Prep 30 mins
Cook 1 hr
I like all well seasoned food so I guess that is what attracted me to this recipe.
- 8 medium bell peppers (Green Variety)
- 2 tablespoons oil
- 1 lb ground beef
- 1 cup chopped onion
- 3⁄4 teaspoon minced garlic
- 1⁄2 teaspoon dried thyme
- 3⁄4 teaspoon salt
- 1⁄2 teaspoon black pepper
- 1⁄2 teaspoon basil
- 1⁄8 teaspoon ground cayenne pepper
- 1 (1 lb) can whole canned tomatoes, drained
- 2 tablespoons Worcestershire sauce
- 2 cups cooked rice
- 1 cup grated cheddar cheese
- 1⁄3 cup grated parmesan cheese
- Cut off and discard the top fourth of the bell peppers.
- Remove the seeds and membrane.
- Place peppers upright in 1/3 to 1/2 inch salted water in heavy pot.
- Bring water to a boil and cover tightly, then lower flame and cook for exactly 5 minutes.
- Remove peppers, drain thoroughly and set aside while preparing the stuffing.
- In large heavy pot heat oil and saute the ground beef and onions until brown.
- Add garlic, thyme, salt, black pepper, basil and red pepper.
- Cook on low for 5 minutes.
- Add drained tomatoes and cook 2-3 minutes breaking up tomatoes.
- Add cooked rice and worcestershire, mixing well.
- Cover and simmer for 10 minutes.
- Remove from heat and add cheeses.
- Stuff peppers and bake at 350 degrees, uncovered, for 20-30 minutes or until lightly brown.
Flavor was good, not too difficult to prepare. These were my first stuffed peppers and to me it was just TOO much pepper for me, I dumped the second one out and only ate the filling.

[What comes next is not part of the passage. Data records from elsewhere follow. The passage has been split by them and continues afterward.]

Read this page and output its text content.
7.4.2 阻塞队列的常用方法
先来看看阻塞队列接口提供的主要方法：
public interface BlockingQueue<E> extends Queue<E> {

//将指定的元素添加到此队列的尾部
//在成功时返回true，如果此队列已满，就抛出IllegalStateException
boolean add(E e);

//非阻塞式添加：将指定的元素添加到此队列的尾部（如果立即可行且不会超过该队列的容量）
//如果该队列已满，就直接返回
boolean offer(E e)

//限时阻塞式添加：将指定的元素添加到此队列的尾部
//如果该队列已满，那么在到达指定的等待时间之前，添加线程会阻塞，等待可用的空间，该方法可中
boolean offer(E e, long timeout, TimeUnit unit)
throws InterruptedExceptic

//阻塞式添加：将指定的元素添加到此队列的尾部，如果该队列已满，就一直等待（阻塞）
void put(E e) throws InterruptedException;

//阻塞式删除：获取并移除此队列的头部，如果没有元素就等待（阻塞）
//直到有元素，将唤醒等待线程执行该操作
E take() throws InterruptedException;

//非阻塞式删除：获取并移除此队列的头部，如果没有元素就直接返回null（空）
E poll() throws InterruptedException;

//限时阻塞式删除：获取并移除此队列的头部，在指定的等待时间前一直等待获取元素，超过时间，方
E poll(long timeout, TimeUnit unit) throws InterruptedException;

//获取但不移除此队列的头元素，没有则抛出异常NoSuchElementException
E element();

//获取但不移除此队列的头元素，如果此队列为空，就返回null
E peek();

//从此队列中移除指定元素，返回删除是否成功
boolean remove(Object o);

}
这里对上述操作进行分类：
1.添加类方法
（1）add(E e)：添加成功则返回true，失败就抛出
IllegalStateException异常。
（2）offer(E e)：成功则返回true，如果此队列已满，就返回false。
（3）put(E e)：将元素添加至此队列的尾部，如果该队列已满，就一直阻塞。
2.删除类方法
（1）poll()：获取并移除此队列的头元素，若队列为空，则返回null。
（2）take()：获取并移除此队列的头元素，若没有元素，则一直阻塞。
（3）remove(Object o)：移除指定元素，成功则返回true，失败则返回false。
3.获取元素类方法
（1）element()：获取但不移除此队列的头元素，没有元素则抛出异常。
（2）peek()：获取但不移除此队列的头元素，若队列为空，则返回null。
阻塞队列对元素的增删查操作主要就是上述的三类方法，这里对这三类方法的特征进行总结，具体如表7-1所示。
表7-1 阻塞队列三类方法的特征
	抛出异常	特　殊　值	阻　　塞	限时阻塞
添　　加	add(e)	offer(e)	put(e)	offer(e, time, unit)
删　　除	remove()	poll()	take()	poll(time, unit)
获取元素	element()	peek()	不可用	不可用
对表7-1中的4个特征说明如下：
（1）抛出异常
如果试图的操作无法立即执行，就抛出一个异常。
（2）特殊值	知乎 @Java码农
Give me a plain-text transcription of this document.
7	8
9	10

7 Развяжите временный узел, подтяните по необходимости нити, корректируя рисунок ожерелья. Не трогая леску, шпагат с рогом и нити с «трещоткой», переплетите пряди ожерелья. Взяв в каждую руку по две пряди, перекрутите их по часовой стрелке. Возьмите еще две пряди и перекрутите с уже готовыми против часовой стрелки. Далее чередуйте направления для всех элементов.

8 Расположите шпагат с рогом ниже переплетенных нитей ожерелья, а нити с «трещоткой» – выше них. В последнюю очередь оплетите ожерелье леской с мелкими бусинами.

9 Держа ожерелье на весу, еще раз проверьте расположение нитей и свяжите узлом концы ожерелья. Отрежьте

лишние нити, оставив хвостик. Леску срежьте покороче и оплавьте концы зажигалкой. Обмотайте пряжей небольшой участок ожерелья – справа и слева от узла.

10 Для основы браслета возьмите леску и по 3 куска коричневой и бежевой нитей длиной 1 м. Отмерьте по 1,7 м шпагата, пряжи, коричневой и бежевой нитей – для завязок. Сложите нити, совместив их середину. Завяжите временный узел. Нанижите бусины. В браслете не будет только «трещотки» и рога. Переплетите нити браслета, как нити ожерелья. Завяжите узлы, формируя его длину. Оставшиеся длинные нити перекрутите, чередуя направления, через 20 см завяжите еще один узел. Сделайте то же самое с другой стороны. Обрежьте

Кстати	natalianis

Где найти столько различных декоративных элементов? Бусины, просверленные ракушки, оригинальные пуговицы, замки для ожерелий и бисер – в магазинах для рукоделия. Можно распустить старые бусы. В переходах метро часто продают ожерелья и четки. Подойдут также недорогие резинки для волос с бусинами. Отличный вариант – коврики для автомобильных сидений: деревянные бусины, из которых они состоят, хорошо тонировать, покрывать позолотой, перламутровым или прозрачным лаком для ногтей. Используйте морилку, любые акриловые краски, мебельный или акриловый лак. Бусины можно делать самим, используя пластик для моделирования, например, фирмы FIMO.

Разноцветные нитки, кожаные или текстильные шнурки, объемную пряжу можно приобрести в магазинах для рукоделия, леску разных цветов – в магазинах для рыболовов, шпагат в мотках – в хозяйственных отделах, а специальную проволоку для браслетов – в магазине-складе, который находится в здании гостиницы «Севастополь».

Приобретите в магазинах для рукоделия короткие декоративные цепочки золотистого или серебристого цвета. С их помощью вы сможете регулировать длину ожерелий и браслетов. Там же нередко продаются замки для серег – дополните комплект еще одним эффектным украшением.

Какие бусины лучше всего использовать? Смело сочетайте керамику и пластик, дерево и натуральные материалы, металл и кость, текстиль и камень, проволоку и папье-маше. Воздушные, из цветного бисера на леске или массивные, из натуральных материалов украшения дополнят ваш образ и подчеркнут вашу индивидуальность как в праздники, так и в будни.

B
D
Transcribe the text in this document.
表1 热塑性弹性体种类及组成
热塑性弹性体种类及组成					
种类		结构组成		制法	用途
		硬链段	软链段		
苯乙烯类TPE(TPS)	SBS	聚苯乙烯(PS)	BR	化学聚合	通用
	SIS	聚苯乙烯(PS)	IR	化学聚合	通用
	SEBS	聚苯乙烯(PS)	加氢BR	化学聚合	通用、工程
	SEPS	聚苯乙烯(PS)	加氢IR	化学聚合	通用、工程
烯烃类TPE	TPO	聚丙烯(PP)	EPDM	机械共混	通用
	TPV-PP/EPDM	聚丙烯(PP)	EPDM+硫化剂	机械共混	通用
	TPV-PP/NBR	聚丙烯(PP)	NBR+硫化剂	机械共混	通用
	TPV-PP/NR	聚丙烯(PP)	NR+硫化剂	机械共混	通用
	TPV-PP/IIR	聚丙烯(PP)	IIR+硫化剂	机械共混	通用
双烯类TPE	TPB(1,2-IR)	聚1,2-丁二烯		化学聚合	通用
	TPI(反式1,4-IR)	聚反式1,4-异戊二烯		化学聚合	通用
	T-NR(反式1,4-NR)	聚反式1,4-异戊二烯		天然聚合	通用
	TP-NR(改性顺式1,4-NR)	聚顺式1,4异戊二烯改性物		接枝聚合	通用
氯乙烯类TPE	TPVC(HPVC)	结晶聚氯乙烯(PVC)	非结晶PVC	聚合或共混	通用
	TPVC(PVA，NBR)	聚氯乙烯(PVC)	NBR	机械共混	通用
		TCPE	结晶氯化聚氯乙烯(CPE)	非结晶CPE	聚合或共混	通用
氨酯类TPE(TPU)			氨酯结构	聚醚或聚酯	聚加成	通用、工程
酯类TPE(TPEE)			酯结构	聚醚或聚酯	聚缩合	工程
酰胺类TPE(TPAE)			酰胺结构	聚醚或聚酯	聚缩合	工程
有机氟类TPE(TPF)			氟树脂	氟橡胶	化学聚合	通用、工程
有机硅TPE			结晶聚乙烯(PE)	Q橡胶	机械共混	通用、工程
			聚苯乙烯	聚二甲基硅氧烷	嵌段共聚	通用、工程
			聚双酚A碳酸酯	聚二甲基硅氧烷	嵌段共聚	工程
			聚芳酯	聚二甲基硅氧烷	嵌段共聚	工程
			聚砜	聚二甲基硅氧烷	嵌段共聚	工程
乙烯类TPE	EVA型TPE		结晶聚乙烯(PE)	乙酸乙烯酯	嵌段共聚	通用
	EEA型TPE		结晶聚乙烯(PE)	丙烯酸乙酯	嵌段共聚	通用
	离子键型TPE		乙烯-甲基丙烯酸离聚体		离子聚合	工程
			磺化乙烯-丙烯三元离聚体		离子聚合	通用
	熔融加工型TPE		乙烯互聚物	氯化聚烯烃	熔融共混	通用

Hello there! :) I made this last night for dinner. It was a huge hit! I have to say, I forgot to use the Worcestershire sauce and parm cheese. That wasn't intentional, since I had both. I think I was just in a hurry. Parsley cut her peppers length-wise, so did I. I have done that for a couple years now. For me, they are easier to serve that way. I cooked my rice in beef broth, with a little garlic powder and italian seasoning. After that was done, I added chopped stewed tomatoes, since that was all I had on hand, and a bit of tomato sauce.. not much though. Something else, I didn't cook my peppers before hand. After I stuff them, I like to add some water (about 3/4 of an inch from the bottom). It seems to cook the peppers more evenly. I added a bit of cheddar cheese to the top of the peppers about 5 minutes before they came out of the oven. On the side, were roasted potato slices. Thank you so much for the yummy recipe. Next time I make it, I'll make sure to add the things I forgot to include.
I didn't have meat on hand so I used TVP soaked in beef broth, it still turned out very well. This was really great, and I'm not usually a stuffed pepper fan... I came looking for a recipe that didn't involve tomato paste and sugar, and this was excellent.